David suddenly clutched her hands. He was a man again. He threw away his doubts. He accepted Paradise.
On their way across the park, a short time later, he suddenly pointed down towards the little cottage.
"You haven't forgotten, Letitia," he said, "that I lived there? You haven't forgotten that that old man was my uncle!—that his father and grandfather were the servants of your family?"

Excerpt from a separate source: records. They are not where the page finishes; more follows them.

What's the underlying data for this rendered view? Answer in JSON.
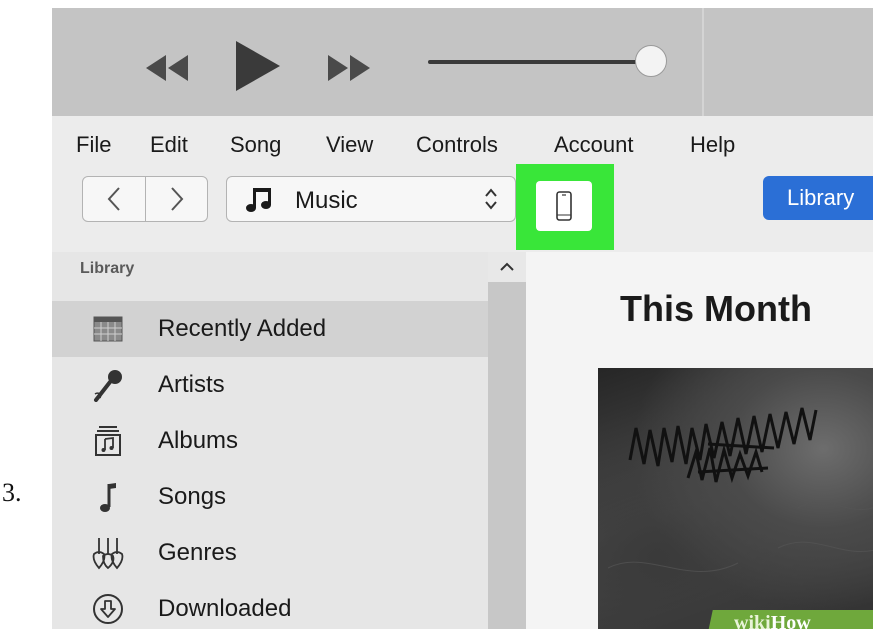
{
  "step": {
    "number": "3."
  },
  "player": {
    "rewind_icon": "rewind-icon",
    "play_icon": "play-icon",
    "fast_forward_icon": "fast-forward-icon",
    "volume_level": 1.0
  },
  "menu": {
    "items": [
      {
        "id": "file",
        "label": "File"
      },
      {
        "id": "edit",
        "label": "Edit"
      },
      {
        "id": "song",
        "label": "Song"
      },
      {
        "id": "view",
        "label": "View"
      },
      {
        "id": "controls",
        "label": "Controls"
      },
      {
        "id": "account",
        "label": "Account"
      },
      {
        "id": "help",
        "label": "Help"
      }
    ]
  },
  "toolbar": {
    "back_icon": "chevron-left-icon",
    "forward_icon": "chevron-right-icon",
    "media_kind": "Music",
    "media_icon": "music-note-icon",
    "device_icon": "iphone-icon",
    "device_highlight_color": "#39e639",
    "library_label": "Library",
    "accent_color": "#2b6fd6"
  },
  "sidebar": {
    "heading": "Library",
    "items": [
      {
        "label": "Recently Added",
        "icon": "calendar-grid-icon",
        "selected": true
      },
      {
        "label": "Artists",
        "icon": "microphone-icon",
        "selected": false
      },
      {
        "label": "Albums",
        "icon": "album-stack-icon",
        "selected": false
      },
      {
        "label": "Songs",
        "icon": "music-note-icon",
        "selected": false
      },
      {
        "label": "Genres",
        "icon": "guitar-icon",
        "selected": false
      },
      {
        "label": "Downloaded",
        "icon": "download-circle-icon",
        "selected": false
      }
    ]
  },
  "main": {
    "section_title": "This Month"
  },
  "watermark": {
    "part1": "wiki",
    "part2": "How"
  }
}
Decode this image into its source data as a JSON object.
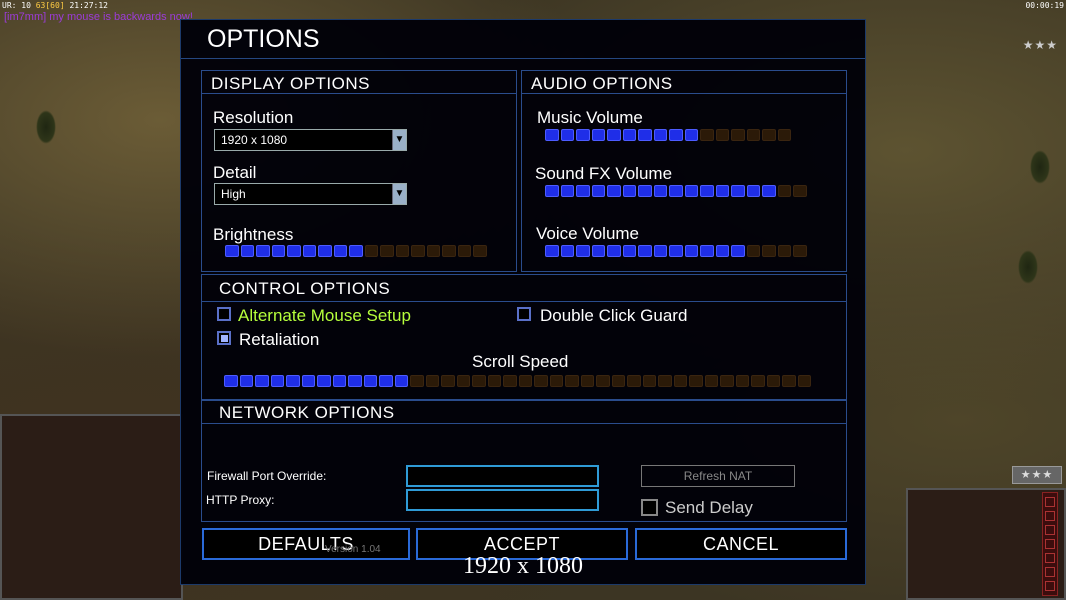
{
  "hud": {
    "status_prefix": "UR: 10",
    "fps": "63[60]",
    "time": "21:27:12",
    "chat": "[im7mm] my mouse is backwards now!",
    "clock": "00:00:19",
    "rank_stars": "★★★"
  },
  "dialog": {
    "title": "OPTIONS",
    "display": {
      "header": "DISPLAY OPTIONS",
      "resolution_label": "Resolution",
      "resolution_value": "1920 x 1080",
      "detail_label": "Detail",
      "detail_value": "High",
      "brightness_label": "Brightness",
      "brightness_level": {
        "filled": 9,
        "total": 17
      }
    },
    "audio": {
      "header": "AUDIO OPTIONS",
      "music_label": "Music Volume",
      "music_level": {
        "filled": 10,
        "total": 16
      },
      "sfx_label": "Sound FX Volume",
      "sfx_level": {
        "filled": 15,
        "total": 17
      },
      "voice_label": "Voice Volume",
      "voice_level": {
        "filled": 13,
        "total": 17
      }
    },
    "control": {
      "header": "CONTROL OPTIONS",
      "alternate_mouse_label": "Alternate Mouse Setup",
      "alternate_mouse_checked": false,
      "double_click_label": "Double Click Guard",
      "double_click_checked": false,
      "retaliation_label": "Retaliation",
      "retaliation_checked": true,
      "scroll_label": "Scroll Speed",
      "scroll_level": {
        "filled": 12,
        "total": 38
      }
    },
    "network": {
      "header": "NETWORK OPTIONS",
      "firewall_label": "Firewall Port Override:",
      "firewall_value": "",
      "proxy_label": "HTTP Proxy:",
      "proxy_value": "",
      "refresh_nat_label": "Refresh NAT",
      "send_delay_label": "Send Delay",
      "send_delay_checked": false
    },
    "buttons": {
      "defaults": "DEFAULTS",
      "accept": "ACCEPT",
      "cancel": "CANCEL"
    },
    "version": "Version 1.04"
  },
  "overlay_resolution": "1920 x 1080",
  "colors": {
    "slider_on": "#1f2ee8",
    "slider_off": "#2b1a08",
    "highlight_text": "#b6ff3c",
    "border": "#2a4c8c"
  }
}
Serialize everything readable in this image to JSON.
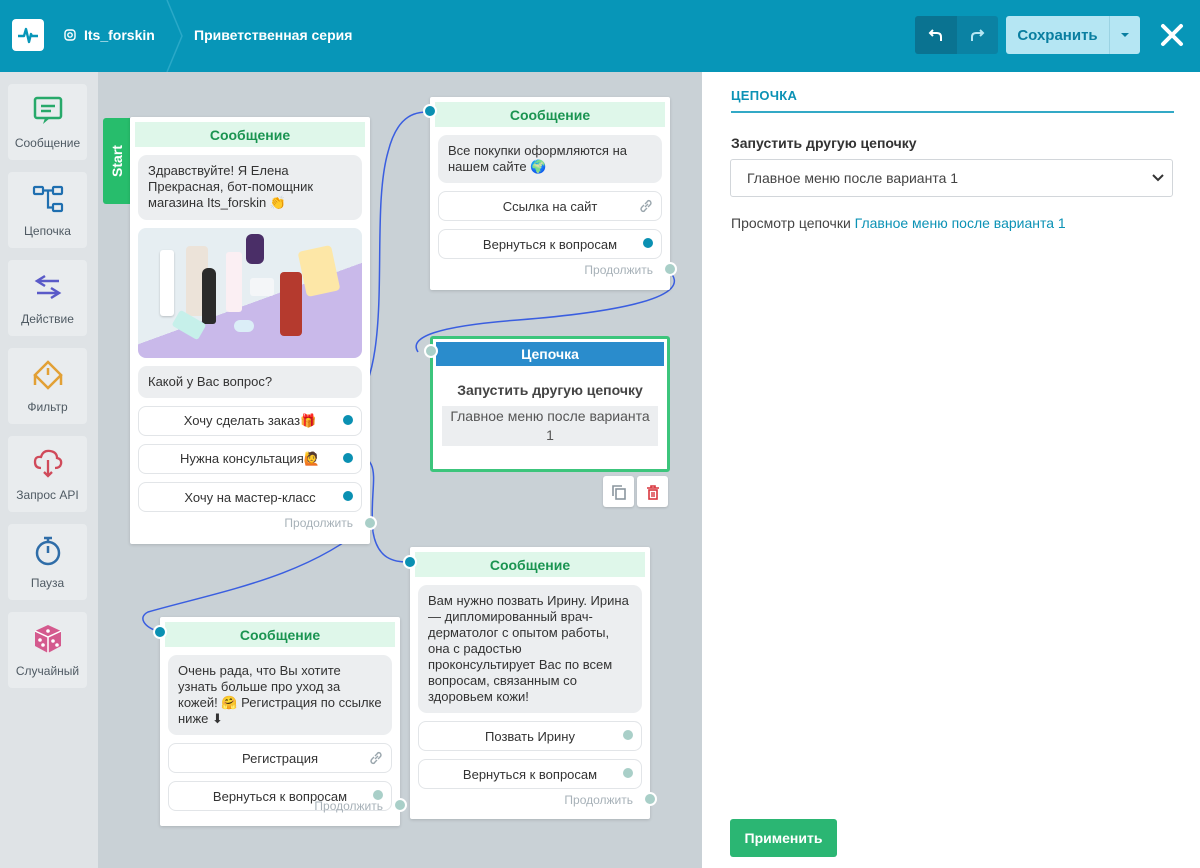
{
  "header": {
    "account": "Its_forskin",
    "title": "Приветственная серия",
    "save_label": "Сохранить"
  },
  "sidebar": {
    "tools": [
      {
        "label": "Сообщение",
        "icon": "message-icon"
      },
      {
        "label": "Цепочка",
        "icon": "chain-icon"
      },
      {
        "label": "Действие",
        "icon": "action-icon"
      },
      {
        "label": "Фильтр",
        "icon": "filter-icon"
      },
      {
        "label": "Запрос API",
        "icon": "api-icon"
      },
      {
        "label": "Пауза",
        "icon": "pause-icon"
      },
      {
        "label": "Случайный",
        "icon": "dice-icon"
      }
    ]
  },
  "canvas": {
    "start_label": "Start",
    "node_start": {
      "header": "Сообщение",
      "text1": "Здравствуйте! Я Елена Прекрасная, бот-помощник магазина Its_forskin 👏",
      "text2": "Какой у Вас вопрос?",
      "buttons": [
        "Хочу сделать заказ🎁",
        "Нужна консультация🙋",
        "Хочу на мастер-класс"
      ],
      "continue": "Продолжить"
    },
    "node_site": {
      "header": "Сообщение",
      "text": "Все покупки оформляются на нашем сайте 🌍",
      "buttons": [
        "Ссылка на сайт",
        "Вернуться к вопросам"
      ],
      "continue": "Продолжить"
    },
    "node_chain": {
      "header": "Цепочка",
      "title": "Запустить другую цепочку",
      "value": "Главное меню после варианта 1"
    },
    "node_irina": {
      "header": "Сообщение",
      "text": "Вам нужно позвать Ирину. Ирина — дипломированный врач-дерматолог с опытом работы, она с радостью проконсультирует Вас по всем вопросам, связанным со здоровьем кожи!",
      "buttons": [
        "Позвать Ирину",
        "Вернуться к вопросам"
      ],
      "continue": "Продолжить"
    },
    "node_register": {
      "header": "Сообщение",
      "text": "Очень рада, что Вы хотите узнать больше про уход за кожей! 🤗 Регистрация по ссылке ниже ⬇",
      "buttons": [
        "Регистрация",
        "Вернуться к вопросам"
      ],
      "continue": "Продолжить"
    }
  },
  "panel": {
    "section_title": "ЦЕПОЧКА",
    "field_label": "Запустить другую цепочку",
    "select_value": "Главное меню после варианта 1",
    "view_prefix": "Просмотр цепочки",
    "view_link": "Главное меню после варианта 1",
    "apply_label": "Применить"
  },
  "colors": {
    "topbar": "#0796b8",
    "node_header_green": "#dff7ea",
    "chain_header_blue": "#2a8ccc",
    "apply_green": "#2bb673",
    "link_blue": "#0b92b5"
  }
}
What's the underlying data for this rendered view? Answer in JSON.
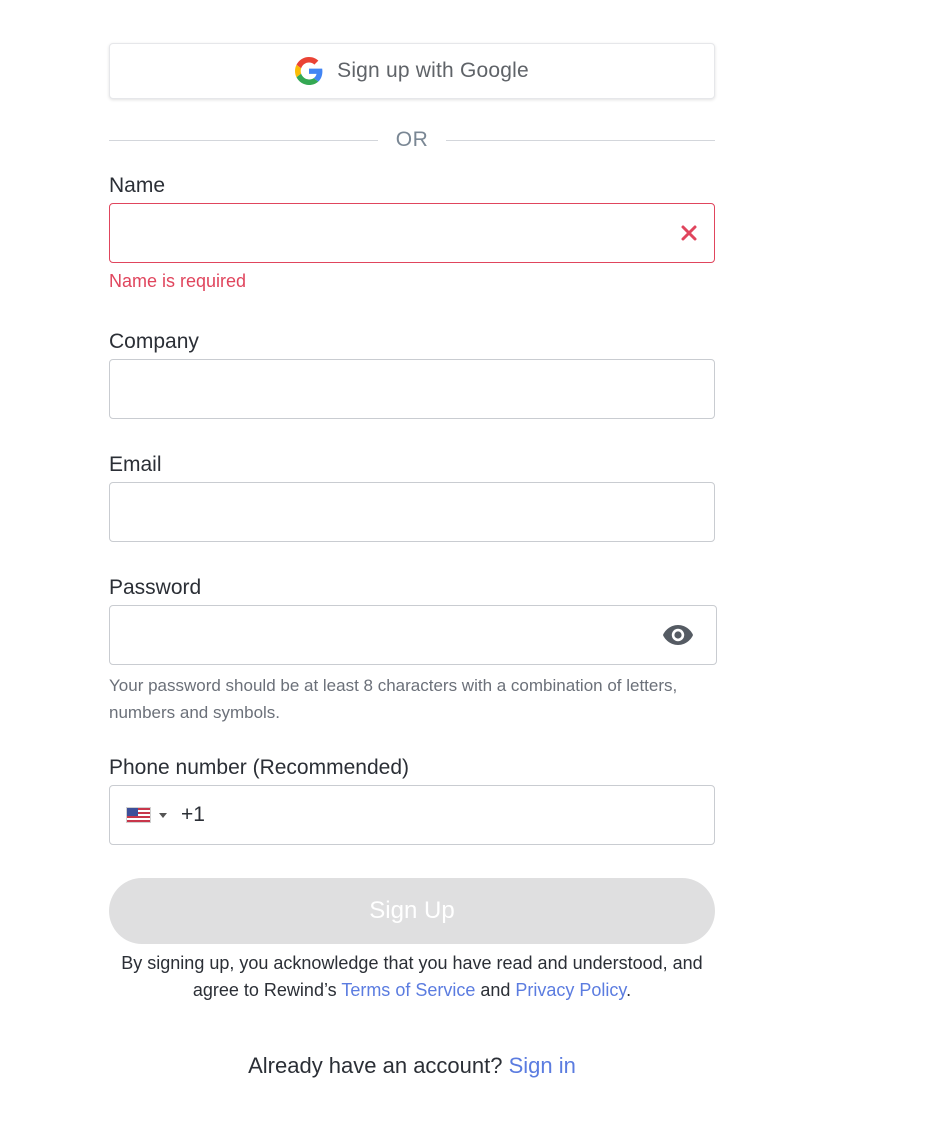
{
  "google_button": {
    "label": "Sign up with Google",
    "icon": "google-g-icon"
  },
  "divider": {
    "text": "OR"
  },
  "fields": {
    "name": {
      "label": "Name",
      "value": "",
      "error": "Name is required"
    },
    "company": {
      "label": "Company",
      "value": ""
    },
    "email": {
      "label": "Email",
      "value": ""
    },
    "password": {
      "label": "Password",
      "value": "",
      "hint": "Your password should be at least 8 characters with a combination of letters, numbers and symbols."
    },
    "phone": {
      "label": "Phone number (Recommended)",
      "country_icon": "us-flag-icon",
      "dial_code": "+1",
      "value": ""
    }
  },
  "submit": {
    "label": "Sign Up",
    "disabled": true
  },
  "legal": {
    "prefix": "By signing up, you acknowledge that you have read and understood, and agree to Rewind’s ",
    "terms_link": "Terms of Service",
    "middle": " and ",
    "privacy_link": "Privacy Policy",
    "suffix": "."
  },
  "signin": {
    "prompt": "Already have an account? ",
    "link": "Sign in"
  },
  "colors": {
    "error": "#e0455d",
    "link": "#5b7ce0",
    "disabled_button": "#dfdfe0"
  }
}
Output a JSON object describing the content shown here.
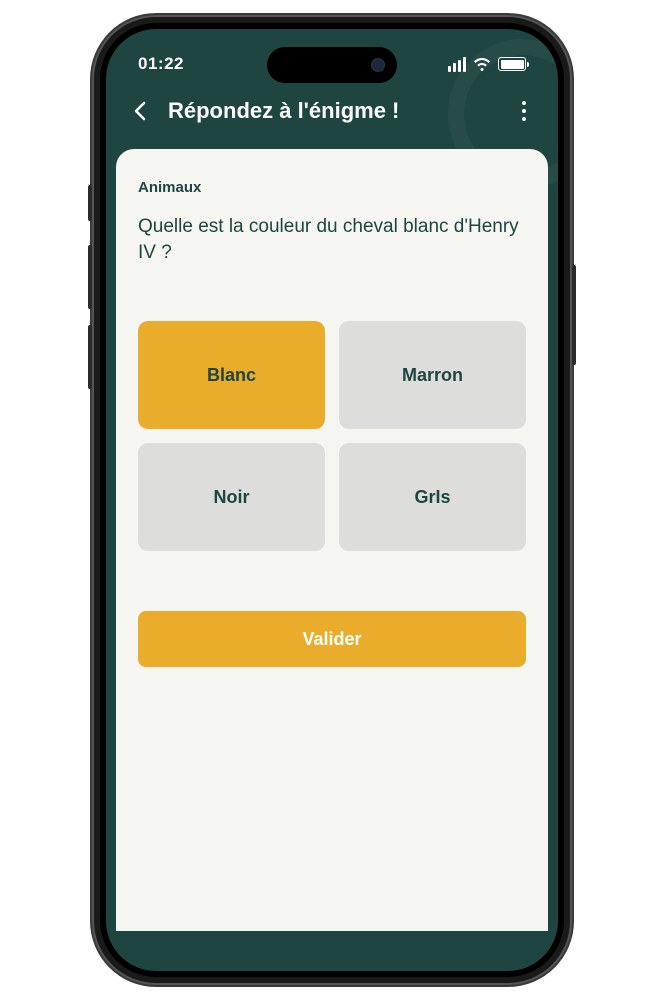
{
  "statusBar": {
    "time": "01:22"
  },
  "header": {
    "title": "Répondez à l'énigme !"
  },
  "card": {
    "category": "Animaux",
    "question": "Quelle est la couleur du cheval blanc d'Henry IV ?",
    "options": [
      {
        "label": "Blanc",
        "selected": true
      },
      {
        "label": "Marron",
        "selected": false
      },
      {
        "label": "Noir",
        "selected": false
      },
      {
        "label": "GrIs",
        "selected": false
      }
    ],
    "validateLabel": "Valider"
  },
  "colors": {
    "headerBg": "#1f4541",
    "accent": "#e9ac2b",
    "optionBg": "#dddddb",
    "cardBg": "#f5f5f2"
  }
}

"My dear David," she replied, "I have forgotten nothing, only I think that I have learned a little. I am still full of family tradition, proud of my share of it, if you will, but somehow or other I don't think that it is more than a part, and a very small part, of our daily life. So let there be an end of that, please. You have done great things and I am proud of you, and I have done nothing except suffer myself to be born into a very ancient and occasionally disreputable family.... Oh, I must tell you!" she went on, with a little laugh. "What do you think father was settling down to do when I came out?"
David shook his head.
"I have no idea."
"I left him seated at his desk," she told him. "He is writing a line to Mr. Wadham, Junior, asking him to-day's price of the Pluto Oil shares."